Bu anlamda Allah’ın kelamı olan Kuran’ı ve tabiat kitabını okumayı bilmeyenler gerçekte okuma bilme­yenler sınıfından sayılır. Bu insanlar cehaletlerinin farkında olmadıkları ve kendilerini çok bilgili zan­nettikleri için din, toplum, ahlâk, iktisat, siyaset gibi konularda ileri-geri sürekli konuşurlar.

“Onların içinde bir de okur-yazar olmayanlar var ki, Kitabı bilmezler. Bütün bildikleri bir takım kuruntu­lardır. Onlar sadece zan içinde bulunurlar.” (Bakara; 78)

Bu tür insanlar idrak noksanlığı, manevi körlük, inat ve kendi bilgisine aşırı itimat sebebiyle sahip oldukları bilgileri doğru neticeye bağlayamaz, gerekli çıkarımları yapamazlar.

İşte kâinat hakkında fizik, kimya, biyoloji gibi bilim dalları vasıtasıyla bu kadar bilgi toplayan bazı bilim adamlarına “bütün bu olağanüstü durumlardan ve hari­ka düzenden çıkardığın neticeyi söyle” denildiğinde, alı­nacak cevabın “Allah” olması gerekirken “madde, tabiat, tesadüf!” şeklinde olması böyle bir basiretsizliktir. Bazı insanların kendisine en yakın olan şeyi (Cenab-ı Hakk’ı) bilememesi ve eldeki bu kadar veriye rağmen gereken doğru çıkarımı bir türlü yapamıyor olması ancak derin bir anlayışsızlığın neticesi olabilir. Kitabı kâtipsiz, fiili failsiz açıklamaya çalışan bir takım bilim adamları ve filozoflar basiretten ve hakiki bilgiden mahrum kalmış­lardır.

“İşte bu temsilleri biz insanlar için getiriyoruz. Onlar ibret alan ilim sahiplerinden başkasının aklı ermez.” (Ankebut; 43) |

“Faydasız ilimden sana sığınırım” (Müslim) hadisi kapsamına giren bilgileri iki şekilde düşünmek uygun olabilir. Birincisi, gerçekten faydalı muhtevaya sahip bil­gilerin o kişinin kendisine hiçbir hayrının dokunmaması durumudur. 

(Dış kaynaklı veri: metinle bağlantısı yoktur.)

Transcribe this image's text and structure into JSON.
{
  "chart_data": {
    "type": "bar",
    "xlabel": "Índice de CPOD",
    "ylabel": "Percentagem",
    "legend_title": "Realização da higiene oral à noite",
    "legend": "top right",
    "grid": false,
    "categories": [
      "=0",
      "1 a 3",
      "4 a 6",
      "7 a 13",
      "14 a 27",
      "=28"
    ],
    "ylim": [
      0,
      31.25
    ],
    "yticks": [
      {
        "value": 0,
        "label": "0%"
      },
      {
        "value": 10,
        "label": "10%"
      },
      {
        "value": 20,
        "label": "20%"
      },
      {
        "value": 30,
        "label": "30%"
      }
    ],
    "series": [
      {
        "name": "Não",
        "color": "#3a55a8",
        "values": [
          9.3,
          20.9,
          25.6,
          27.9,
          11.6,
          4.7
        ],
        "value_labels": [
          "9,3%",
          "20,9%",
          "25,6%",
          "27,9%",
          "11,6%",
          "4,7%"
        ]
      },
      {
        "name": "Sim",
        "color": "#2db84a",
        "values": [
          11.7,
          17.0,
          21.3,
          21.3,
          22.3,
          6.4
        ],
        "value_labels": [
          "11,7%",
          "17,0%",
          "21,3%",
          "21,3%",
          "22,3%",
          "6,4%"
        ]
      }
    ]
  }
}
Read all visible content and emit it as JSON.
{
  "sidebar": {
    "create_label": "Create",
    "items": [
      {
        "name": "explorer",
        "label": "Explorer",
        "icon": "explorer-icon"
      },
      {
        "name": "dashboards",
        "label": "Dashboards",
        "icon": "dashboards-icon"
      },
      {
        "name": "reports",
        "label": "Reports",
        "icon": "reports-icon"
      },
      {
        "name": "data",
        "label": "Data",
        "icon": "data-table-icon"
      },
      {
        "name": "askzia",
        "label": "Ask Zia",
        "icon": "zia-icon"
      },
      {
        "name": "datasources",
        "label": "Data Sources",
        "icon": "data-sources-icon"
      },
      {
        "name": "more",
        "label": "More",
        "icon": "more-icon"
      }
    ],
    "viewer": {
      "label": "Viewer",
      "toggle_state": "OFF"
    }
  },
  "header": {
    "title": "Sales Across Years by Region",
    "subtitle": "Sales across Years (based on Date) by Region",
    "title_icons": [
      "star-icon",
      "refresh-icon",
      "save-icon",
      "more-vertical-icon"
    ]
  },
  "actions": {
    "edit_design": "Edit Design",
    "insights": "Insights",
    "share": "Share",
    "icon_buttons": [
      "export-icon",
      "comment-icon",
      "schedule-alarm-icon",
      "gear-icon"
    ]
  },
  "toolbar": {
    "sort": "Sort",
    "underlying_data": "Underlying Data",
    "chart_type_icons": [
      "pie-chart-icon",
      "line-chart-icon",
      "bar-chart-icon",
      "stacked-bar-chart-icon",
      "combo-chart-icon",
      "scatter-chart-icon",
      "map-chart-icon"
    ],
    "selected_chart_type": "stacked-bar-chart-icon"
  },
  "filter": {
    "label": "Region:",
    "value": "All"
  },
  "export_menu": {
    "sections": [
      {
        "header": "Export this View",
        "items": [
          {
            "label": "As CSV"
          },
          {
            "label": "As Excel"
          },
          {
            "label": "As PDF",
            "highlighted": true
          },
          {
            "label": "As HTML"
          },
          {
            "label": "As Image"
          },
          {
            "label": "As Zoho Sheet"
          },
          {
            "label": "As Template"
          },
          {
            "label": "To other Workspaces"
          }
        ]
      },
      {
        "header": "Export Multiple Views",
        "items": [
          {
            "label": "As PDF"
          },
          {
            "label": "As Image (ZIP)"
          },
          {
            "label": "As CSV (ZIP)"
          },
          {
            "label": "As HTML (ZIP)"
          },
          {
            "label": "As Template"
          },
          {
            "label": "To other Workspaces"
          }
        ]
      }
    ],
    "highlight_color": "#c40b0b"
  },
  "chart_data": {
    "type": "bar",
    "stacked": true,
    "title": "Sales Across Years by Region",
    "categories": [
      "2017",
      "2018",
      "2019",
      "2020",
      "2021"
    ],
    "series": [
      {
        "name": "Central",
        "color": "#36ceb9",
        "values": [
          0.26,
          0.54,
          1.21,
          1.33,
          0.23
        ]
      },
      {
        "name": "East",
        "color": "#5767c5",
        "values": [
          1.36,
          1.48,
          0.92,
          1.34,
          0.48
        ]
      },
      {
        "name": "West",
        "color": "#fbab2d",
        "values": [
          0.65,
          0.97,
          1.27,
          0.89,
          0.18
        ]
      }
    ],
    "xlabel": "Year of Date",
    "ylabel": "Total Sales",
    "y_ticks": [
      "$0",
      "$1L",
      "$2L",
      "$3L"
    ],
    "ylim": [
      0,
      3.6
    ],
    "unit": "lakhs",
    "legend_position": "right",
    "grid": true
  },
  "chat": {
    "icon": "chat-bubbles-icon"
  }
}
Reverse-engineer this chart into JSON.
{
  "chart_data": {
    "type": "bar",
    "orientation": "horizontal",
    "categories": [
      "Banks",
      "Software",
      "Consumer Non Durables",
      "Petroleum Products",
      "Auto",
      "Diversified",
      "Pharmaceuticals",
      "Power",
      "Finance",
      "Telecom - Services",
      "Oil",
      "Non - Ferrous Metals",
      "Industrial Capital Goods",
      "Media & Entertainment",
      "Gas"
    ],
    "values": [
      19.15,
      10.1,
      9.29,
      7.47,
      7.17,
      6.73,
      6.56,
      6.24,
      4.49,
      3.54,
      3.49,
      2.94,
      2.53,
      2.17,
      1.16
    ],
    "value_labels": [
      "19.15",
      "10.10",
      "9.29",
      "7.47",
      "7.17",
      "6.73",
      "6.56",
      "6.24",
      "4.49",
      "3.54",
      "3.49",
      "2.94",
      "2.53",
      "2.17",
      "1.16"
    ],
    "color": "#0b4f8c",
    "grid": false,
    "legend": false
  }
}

Cenab-ı Hakk’ı tanımayan ve reddeden bi­lim adamlarının hali, alnına lamba takılmış kör bir kişi­ye benzer. Başkaları faydalanmakla beraber, o ışığın kör adama bir yararı olmaz. Bu durumda kişinin ilmi kendisi açısından faydasız hale gelmiş olur. İkincisi ise, kişinin ürettiği malumatın insanlığa hiçbir faydasının olmaması hatta zehirleyici, ifsat edici, tahribe yönelik, hakikatten inhiraf ettirici ya da demagojik yapıya sahip olmasıdır. Hakikat soruşturmasına katkısı bulunmayan bilgi fayda­sızdır.

Âlim, Aydın, Entelektüel

Âlim, aydın, entelektüel gibi kavramların lügat manasıy­la pratikteki karşılıkları zamana, zemine ve bakış açısına göre değiştiğinden efradını cami bir tanım vermek yeri­ne durum değerlendirmesi yapmak daha münasip görü­nüyor. Bilindiği üzere münevver, nur aydın ise ay kökün­den gelmektedir ve iki kelime de gramatik olarak edilgen yapıdadır. Eğer ortada bir nurlanma veya aydınlanma durumu, yani güneş-ay ilişkisi varsa “bu ışığın kaynağı (faili) nedir?” sorusuna cevap vermek gerekir.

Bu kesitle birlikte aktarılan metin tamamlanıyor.